Non è servito a niente, come era prevedibile, aspettare che passasse il fatidico 14 dicembre, giorno della fiducia a Berlusconi. “Il clima politico surriscaldato”, per usare le parole del presidente della Consulta, Ugo De Siervo, è sempre rovente, e così gli alti giudici che l’11 gennaio discuteranno sul legittimo impedimento “ad premier e ministri”, continuano a ricevere messaggi sulla “delicatezza della decisione per le sorti della legislatura e del Paese”. I membri della Corte hanno anche ricevuto una lettera da parte di un collega, che è musica per le orecchie del Cavaliere.
La missiva, che caldeggia la costituzionalità dell’ultima norma ad personam, approvata per bloccare i processi di Berlusconi, è a firma di Luigi Mazzella. Quel Mazzella che a pochi mesi dalla decisione sul lodo Alfano, nel maggio 2009, invitò a cena nel suo appartamento romano, tra gli altri, il presidente del Consiglio, il ministro Alfano e il giudice Paolo Maria Napolitano, anche lui componente della Consulta. La posizione di Mazzella non è isolata. Qualcun altro della Corte vorrebbe la conferma del legittimo impedimento, facendo leva sulla temporalità di una norma che scade a ottobre 2011. C’è però chi pensa che la legge non sia incostituzionale solo se interpretata in un determinato modo, lontano da quello degli avvocati del premier, Ghedini e Longo o dell’Avvocatura dello Stato.

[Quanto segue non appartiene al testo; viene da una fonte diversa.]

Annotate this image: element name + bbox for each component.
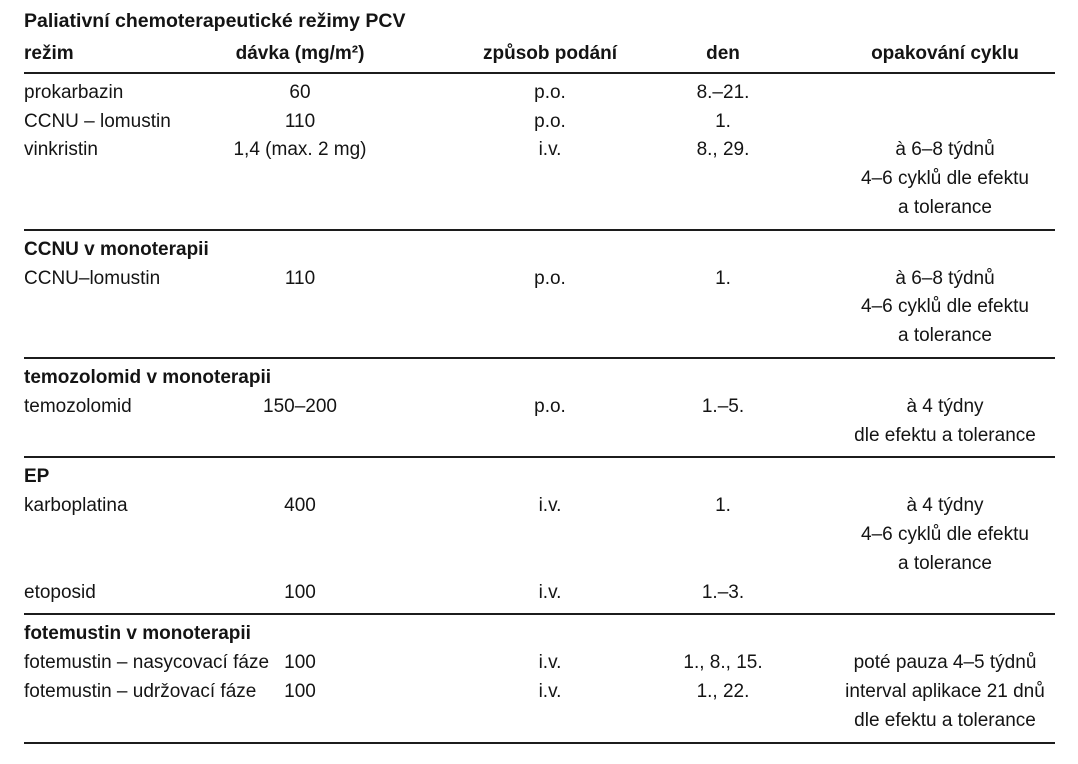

Se dovesse prevalere questo orientamento ci troveremmo di fronte a una sentenza interpretativa di rigetto. In parole semplici la Corte respingerebbe i ricorsi dei giudici milanesi dei processi Mediaset, Mills e Mediatrade secondo i quali la legge è incostituzionale, ma allo stesso tempo fisserebbe i paletti: nessun automatismo del legittimo impedimento dietro un certificato del segretario generale di Palazzo Chigi, fino a 6 mesi consecutivi. Deve invece esserci la discrezionalità del giudice, tenendo presente anche un pronunciamento già espresso dalla Consulta ai tempi dei processi a carico di Cesare Previti. Nel “sindacare” sul legittimo impedimento di un esponente politico, il giudice deve conciliare l’agenda degli impegni istituzionali con le esigenze del processo.
Un’interpretazione simile l’ha proposta il 14 aprile scorso il “ pm famigerato”, come l’ha chiamato Berlusconi, Fabio De Pasquale, nell’udienza in cui i giudici del processo Mediaset hanno deciso di rivolgersi alla Consulta. “Possono due paginette scritte da un funzionario bloccare la funzione giurisdizionale? No”, si era chiesto e risposto il magistrato. Alla Consulta, tra i sostenitori di questa interpretazione del legittimo impedimento ad hoc, c’è chi pensa che una sentenza del genere rispetterebbe la Costituzione e allo stesso tempo non offrirebbe il destro a Berlusconi (con sollievo del Quirinale) per dire nuovamente che la Corte è piena di comunisti. Ma il premier ha già detto che una bocciatura della legge sarebbe “indecente”.